Cook County cold case: Man accused of killing young mom in 1966 allegedly worked with her husband

A local family expressed their thanks to the Calumet City Police Department on Monday for solving the 1966 murder of their loved one.

Karen Snider was just 18 years old when she was stabbed more than 120 times at her home in Calumet City in 1966. At that time, police arrested a man, but didn't have enough evidence to charge him with the murder.

About 18 months ago, Snider's family called detectives and asked them to take a fresh look at the evidence. 

"I was just at work one day. I was reading up on it, and I was like, ‘Alright. Maybe after 57 years, some sort of technology can be used to figure out who committed the crime,’" said Kevin Seeley, one of Snider's family members. 

A pair of Calumet City detectives found critical information stored in the department's evidence locker. 

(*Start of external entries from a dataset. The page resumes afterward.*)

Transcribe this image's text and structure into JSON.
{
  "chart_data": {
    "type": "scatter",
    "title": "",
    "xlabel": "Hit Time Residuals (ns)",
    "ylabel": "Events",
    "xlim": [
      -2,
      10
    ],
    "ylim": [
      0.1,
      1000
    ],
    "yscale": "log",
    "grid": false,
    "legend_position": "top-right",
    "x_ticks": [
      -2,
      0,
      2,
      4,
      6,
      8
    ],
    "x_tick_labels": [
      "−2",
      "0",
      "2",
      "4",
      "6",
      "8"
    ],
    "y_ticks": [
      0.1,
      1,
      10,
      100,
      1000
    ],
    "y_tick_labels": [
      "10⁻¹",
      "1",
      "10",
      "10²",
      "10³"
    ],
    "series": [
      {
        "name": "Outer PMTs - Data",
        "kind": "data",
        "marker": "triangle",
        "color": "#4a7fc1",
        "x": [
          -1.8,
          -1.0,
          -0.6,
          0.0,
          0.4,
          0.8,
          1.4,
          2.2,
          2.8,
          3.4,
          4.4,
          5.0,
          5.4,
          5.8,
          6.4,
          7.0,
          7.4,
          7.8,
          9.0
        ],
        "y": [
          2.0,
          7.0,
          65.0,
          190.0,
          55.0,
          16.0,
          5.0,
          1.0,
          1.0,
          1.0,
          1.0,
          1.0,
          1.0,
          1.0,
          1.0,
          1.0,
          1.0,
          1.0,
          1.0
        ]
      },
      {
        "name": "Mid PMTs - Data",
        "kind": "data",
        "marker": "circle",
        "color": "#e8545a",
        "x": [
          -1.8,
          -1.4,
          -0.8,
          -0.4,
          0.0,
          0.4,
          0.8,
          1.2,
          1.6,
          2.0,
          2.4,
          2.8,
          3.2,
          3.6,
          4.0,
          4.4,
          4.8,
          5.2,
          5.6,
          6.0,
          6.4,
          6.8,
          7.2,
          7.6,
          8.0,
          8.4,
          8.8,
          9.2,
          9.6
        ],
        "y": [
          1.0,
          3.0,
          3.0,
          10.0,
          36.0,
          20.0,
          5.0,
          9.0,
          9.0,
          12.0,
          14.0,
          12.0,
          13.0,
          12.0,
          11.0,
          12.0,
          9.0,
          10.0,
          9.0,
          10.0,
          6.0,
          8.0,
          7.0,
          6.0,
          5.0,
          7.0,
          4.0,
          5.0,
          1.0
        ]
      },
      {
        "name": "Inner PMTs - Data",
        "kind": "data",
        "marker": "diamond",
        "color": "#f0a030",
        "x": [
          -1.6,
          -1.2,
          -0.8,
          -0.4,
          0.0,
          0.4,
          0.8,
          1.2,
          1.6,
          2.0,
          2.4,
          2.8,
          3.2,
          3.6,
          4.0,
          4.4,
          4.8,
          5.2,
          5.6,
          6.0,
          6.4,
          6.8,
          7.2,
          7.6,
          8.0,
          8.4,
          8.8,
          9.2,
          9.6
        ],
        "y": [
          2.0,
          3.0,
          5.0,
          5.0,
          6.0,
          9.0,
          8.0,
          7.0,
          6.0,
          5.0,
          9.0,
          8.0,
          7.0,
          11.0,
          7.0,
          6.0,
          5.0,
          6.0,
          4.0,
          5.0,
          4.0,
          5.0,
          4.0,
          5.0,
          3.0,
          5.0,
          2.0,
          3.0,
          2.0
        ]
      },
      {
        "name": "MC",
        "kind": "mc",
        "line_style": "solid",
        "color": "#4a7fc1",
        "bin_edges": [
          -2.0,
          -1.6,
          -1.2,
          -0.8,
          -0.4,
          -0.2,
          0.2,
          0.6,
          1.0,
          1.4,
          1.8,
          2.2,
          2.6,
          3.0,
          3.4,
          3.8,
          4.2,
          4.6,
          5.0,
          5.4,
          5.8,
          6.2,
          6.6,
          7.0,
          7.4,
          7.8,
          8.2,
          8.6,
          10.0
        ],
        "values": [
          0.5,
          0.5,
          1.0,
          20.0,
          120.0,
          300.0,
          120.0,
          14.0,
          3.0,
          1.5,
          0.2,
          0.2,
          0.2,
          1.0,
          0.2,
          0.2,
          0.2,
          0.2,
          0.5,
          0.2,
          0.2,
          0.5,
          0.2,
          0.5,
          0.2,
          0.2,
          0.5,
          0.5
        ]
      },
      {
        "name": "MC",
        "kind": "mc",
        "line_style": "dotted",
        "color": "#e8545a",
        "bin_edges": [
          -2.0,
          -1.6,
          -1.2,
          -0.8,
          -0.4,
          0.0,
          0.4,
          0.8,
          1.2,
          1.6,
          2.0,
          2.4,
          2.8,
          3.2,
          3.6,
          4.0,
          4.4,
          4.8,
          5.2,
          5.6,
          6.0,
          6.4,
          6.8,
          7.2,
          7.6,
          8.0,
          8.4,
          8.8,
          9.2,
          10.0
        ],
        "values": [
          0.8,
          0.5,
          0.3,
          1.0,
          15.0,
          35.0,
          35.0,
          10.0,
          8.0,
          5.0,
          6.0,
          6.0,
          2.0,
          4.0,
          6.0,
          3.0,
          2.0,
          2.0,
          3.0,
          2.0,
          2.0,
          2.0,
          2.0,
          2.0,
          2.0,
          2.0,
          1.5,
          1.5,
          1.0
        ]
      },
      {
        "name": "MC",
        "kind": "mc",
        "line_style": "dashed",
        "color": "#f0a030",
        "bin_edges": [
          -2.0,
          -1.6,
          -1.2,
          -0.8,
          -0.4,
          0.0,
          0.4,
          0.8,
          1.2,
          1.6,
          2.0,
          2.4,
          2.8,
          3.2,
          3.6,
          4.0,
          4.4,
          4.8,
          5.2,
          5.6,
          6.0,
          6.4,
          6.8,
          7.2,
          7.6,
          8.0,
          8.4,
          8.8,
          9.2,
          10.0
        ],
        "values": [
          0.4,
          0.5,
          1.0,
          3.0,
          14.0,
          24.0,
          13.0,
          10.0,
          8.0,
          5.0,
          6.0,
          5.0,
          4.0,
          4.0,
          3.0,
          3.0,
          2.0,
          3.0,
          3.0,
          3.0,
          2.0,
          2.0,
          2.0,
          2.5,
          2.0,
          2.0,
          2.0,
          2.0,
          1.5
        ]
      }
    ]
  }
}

"All the evidence was still there. So, there was a lot of blood evidence. There was multiple physical pieces of evidence that were recovered back then, and obviously, the case files," said Calumet City Police Chief Kevin Kolosh. 

Karen Snider

Detectives submitted the bloody clothing to the Illinois State Police crime lab, then went to Missouri with a search warrant and obtained a DNA sample from 79-year-old James Barbier, a former coworker of Snider’s husband. Barbier was arrested at the time of the murder, but released for lack of evidence. 

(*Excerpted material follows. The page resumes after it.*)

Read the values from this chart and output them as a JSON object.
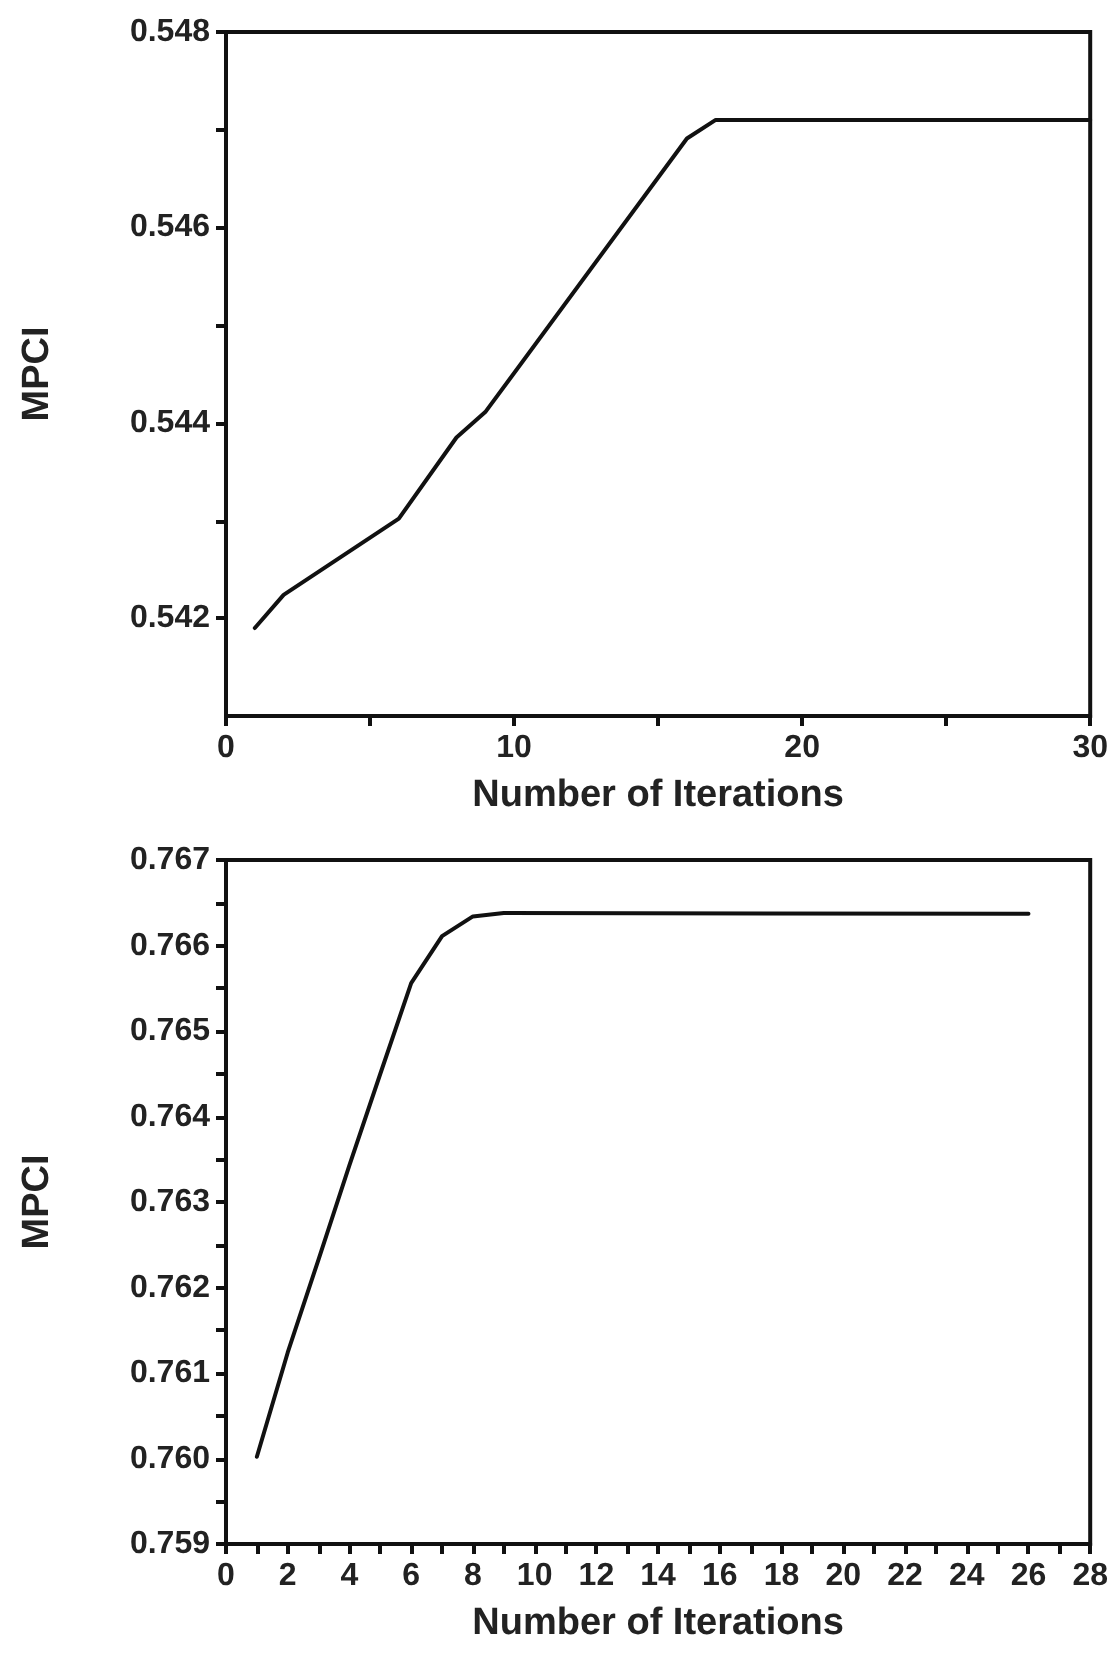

"It was one of the best phone calls I’ve ever received," said Paula Larson, daughter of murder victim Karen Snider. "And the second best phone call was the other day when they called to tell me that the man was in custody and arrested."

Last week, prosecutors charged Barbier with Snider’s murder. 

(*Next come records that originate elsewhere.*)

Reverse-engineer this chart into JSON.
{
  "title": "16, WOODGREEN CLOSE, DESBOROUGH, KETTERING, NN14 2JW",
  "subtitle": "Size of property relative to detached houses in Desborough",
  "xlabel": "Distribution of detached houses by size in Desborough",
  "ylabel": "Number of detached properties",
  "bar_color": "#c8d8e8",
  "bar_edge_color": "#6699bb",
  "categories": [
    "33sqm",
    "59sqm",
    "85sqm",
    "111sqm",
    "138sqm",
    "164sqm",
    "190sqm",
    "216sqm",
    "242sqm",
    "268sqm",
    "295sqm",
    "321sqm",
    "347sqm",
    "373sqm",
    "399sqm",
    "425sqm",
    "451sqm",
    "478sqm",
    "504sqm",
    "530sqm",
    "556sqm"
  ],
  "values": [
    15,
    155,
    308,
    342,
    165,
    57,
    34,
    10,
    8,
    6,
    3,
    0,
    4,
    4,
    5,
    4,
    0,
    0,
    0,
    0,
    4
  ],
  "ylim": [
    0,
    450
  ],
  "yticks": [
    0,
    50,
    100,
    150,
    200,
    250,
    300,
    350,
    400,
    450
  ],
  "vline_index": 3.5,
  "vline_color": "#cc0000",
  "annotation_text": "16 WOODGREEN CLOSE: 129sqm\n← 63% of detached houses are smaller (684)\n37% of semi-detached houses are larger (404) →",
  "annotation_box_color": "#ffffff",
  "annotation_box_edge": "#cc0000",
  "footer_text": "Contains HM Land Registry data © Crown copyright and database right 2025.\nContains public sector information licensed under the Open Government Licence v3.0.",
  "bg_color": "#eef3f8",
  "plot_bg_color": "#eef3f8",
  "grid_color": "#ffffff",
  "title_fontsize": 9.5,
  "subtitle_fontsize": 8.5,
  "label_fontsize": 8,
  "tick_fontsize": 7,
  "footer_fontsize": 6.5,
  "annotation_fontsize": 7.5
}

"I believe my father died way early because of this. Because of the fight he had internally, the knowledge he had 98 percent that this was the killer," said Larson. "I had to drive past the cemetery the other day. I was alone in the car and I said out loud, ‘Mom and Dad, we got him!’"

The detectives who interviewed Barbier said he indicated that he knew this day would eventually come. Because of his age, he has been allowed to return to his home in Missouri and will be back to appear in court on May 21.